Two Indian-Origin Citizens To Be Extradited By Canada’s SC

September 09, 2017 12:33
Two Indian-Origin Citizens To Be Extradited By Canada’s SC

Two Indian-Origin Citizens To Be Extradited By Canada’s SC:- The Supreme Court of Canada ruled on Friday that two of its citizens can be extradited to India for their alleged role in a 17-year old honor killing case.

The accused Surjit Singh Badesha (72) and Malkit kaur Sidhu (67) are wanted in connection with the murder of Jaswinder kaur Sidhu, who was 25 years old at the time of her death. The suspects, both Canadian citizens of Indian origin, are the uncle and mother of the slain woman.

In June 2000 in Punjab state, the body of Jaswinder Kaur Sidhu was found with her throat slit.
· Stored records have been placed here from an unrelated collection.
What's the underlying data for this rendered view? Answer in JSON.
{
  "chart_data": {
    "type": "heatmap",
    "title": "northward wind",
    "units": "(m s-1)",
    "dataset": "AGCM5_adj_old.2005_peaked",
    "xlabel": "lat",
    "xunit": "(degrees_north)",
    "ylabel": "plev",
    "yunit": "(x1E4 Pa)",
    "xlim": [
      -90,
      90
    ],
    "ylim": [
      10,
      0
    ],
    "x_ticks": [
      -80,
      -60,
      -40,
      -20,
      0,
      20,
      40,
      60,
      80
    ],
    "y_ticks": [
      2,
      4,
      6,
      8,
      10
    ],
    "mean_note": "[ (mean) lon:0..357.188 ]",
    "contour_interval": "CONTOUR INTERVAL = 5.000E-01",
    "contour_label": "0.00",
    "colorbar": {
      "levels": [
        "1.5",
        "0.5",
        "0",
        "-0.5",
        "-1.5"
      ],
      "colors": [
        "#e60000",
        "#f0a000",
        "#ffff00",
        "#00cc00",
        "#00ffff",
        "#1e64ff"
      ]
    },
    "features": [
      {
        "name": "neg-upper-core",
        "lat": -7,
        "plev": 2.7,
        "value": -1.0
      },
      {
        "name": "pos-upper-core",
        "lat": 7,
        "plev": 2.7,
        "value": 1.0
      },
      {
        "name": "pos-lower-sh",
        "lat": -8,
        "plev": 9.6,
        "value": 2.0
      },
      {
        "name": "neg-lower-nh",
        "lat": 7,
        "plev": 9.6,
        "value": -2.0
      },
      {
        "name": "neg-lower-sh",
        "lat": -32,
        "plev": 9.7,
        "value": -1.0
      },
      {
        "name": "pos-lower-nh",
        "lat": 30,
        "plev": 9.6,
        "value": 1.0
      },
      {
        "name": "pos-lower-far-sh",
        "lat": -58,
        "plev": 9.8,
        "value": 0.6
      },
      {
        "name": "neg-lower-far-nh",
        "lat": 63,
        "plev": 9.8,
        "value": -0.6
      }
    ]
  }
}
The Indian prosecutors said that Jaswinder was a victim of honor killing planned by her mother and uncle. The duo furiously opposed the young woman’s marriage to a poor rickshaw driver. The victim had kept it as a secret for a year.

After revealing her marriage to her family, the victim reportedly flew from Canada to India to reunite with her husband, Mithu Sidhu. In June 2000, the couple was attacked as they rode a scooter in a village near Sangrur, Punjab. Jaswinder’s husband was severely beaten and left for dead while she was kidnapped and later killed. The thugs that carried out the attack, were allegedly hired by the slain woman’s mother and uncle.

Around seven men were eventually guilty of the crime in India, but several of those convictions were overturned on appeal. However, the family has refuted the allegations and further denied involvement in the killing.

Three people were found guilty of the murder in India, and the authorities have been seeking the extradition of the two Indo-Canadians for years. In 2014, an extradition was granted by Canada's justice minister, but in 2016, the ruling was reversed.

The extradition was authorized by nine Supreme Court justices unanimously on Friday. “In this case, it was reasonable for the minister to conclude that, on the basis of the assurances he received from India, there was no substantial risk of torture or mistreatment” of the suspects “that would offend the principles of fundamental justice” in the Canadian constitution, the ruling read.

The family pride and having relationships outside of one’s caste or religion, could be the reasons for disapproval of the slain woman’s marriage and termed their murder as “honor” killing.